Complete rough sketches to decide on the composition

First of all complete a number of rough sketches using thew same principle of identifying the key shapes as outlined in the first drawing tutorial, this will help you to decide on the best composition for the flower. Try to make sure you have captured the overall characteristics of the flower - quite often there is something very specific about the architecture of a plant, so take time to observe the typical features and always make sure that you have a typical specimen.

The Outline Drawing
When you are happy with your composition transfer your drawing to the watercolour paper. I used Fabriano Artistico HP 140lb but any good quality HP paper will do. I usually draw straight onto the paper copying my initial sketch but if the subject is complex I trace my rough sketch and transfer it. If tracing from my original sketch I use Tracedown or Saral graphite transfer paper, this keeps lines to a minimum.

Outline drawing on HP watercolour paper.

Starting to paint

For this painting I used Winsor & Newton black ink, but there are a variety of Indian inks available, Sennelier is also a very good ink. You can use the more traditional ink stick and inkstone but for starters I recommend the ready to use inks. A white ceramic shallow dish or tile is used and add a the ink. The ink has to be very dilute for the initial wash but the brush should not be dripping but loaded with sufficient water to swell the brush. I use a size 5 Kolinsky sable Rosemary and Co. spotter brush for the initial wash. Ink dries fairly quickly on the tile so only use a small amount. Remember it can't be lifted, so getting the amount of ink right in each wash is important. Always test on a spare piece of kitchen or blotting paper kept next to your work. Ink needs to be applied swiftly because of the fast absorption and drying into the paper. The outside of the lily is paler than the inside so this is achieved by having a more dilute wash of ink.

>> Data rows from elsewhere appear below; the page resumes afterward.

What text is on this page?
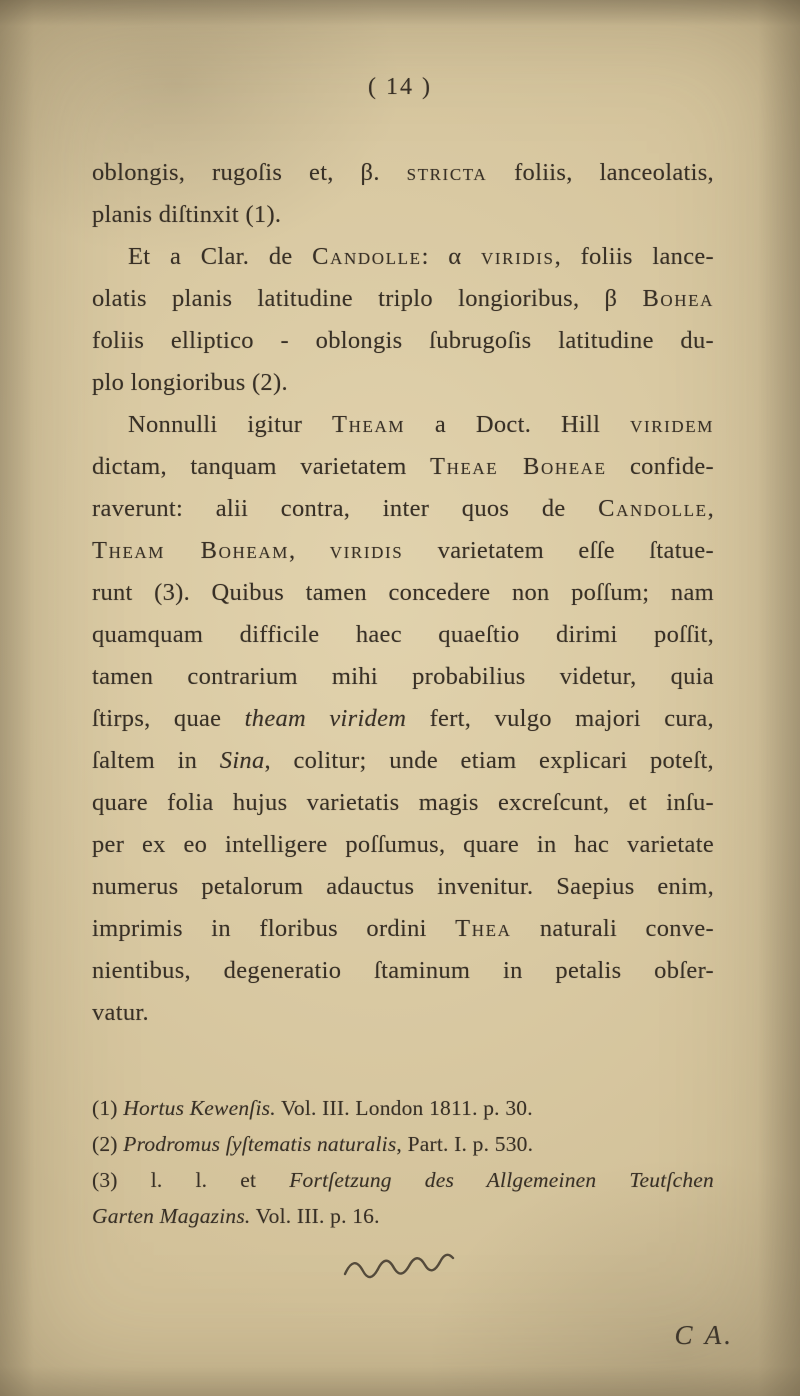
( 14 )
oblongis, rugoſis et, β. stricta foliis, lanceolatis,
planis diſtinxit (1).
Et a Clar. de Candolle: α viridis, foliis lance-
olatis planis latitudine triplo longioribus, β Bohea
foliis elliptico - oblongis ſubrugoſis latitudine du-
plo longioribus (2).
Nonnulli igitur Theam a Doct. Hill viridem
dictam, tanquam varietatem Theae Boheae confide-
raverunt: alii contra, inter quos de Candolle,
Theam Boheam, viridis varietatem eſſe ſtatue-
runt (3). Quibus tamen concedere non poſſum; nam
quamquam difficile haec quaeſtio dirimi poſſit,
tamen contrarium mihi probabilius videtur, quia
ſtirps, quae theam viridem fert, vulgo majori cura,
ſaltem in Sina, colitur; unde etiam explicari poteſt,
quare folia hujus varietatis magis excreſcunt, et inſu-
per ex eo intelligere poſſumus, quare in hac varietate
numerus petalorum adauctus invenitur. Saepius enim,
imprimis in floribus ordini Thea naturali conve-
nientibus, degeneratio ſtaminum in petalis obſer-
vatur.
(1) Hortus Kewenſis. Vol. III. London 1811. p. 30.
(2) Prodromus ſyſtematis naturalis, Part. I. p. 530.
(3) l. l. et Fortſetzung des Allgemeinen Teutſchen
Garten Magazins. Vol. III. p. 16.
C A.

First wash applied and second underway. Note the light on the stem, with the highlight on the right and reflected light on the left, which gives the stem it's rounded appearance. A more dilute wash of in was used on the outside of the flower because it is lighter then the inside of the flower, also the inside is partly in shade. 

Applying Further Layers
I usually try to keep washes to a maximum of 3 - 4 layers to build up the tone, with possible addition of some fairly dry brush work if necessary. This comprises of 2 main washes to give the shape and the 3rd of ink applied to more focused areas to give detail. I add the shadows last. The flower is dark, more so on the inside than the outside and the stem is light.

Finishing touches
Once all of the washes are applied and the correct depth of tone achieved, I add fine detail such as veins using a W & N size 0 brush and use ink very sparingly.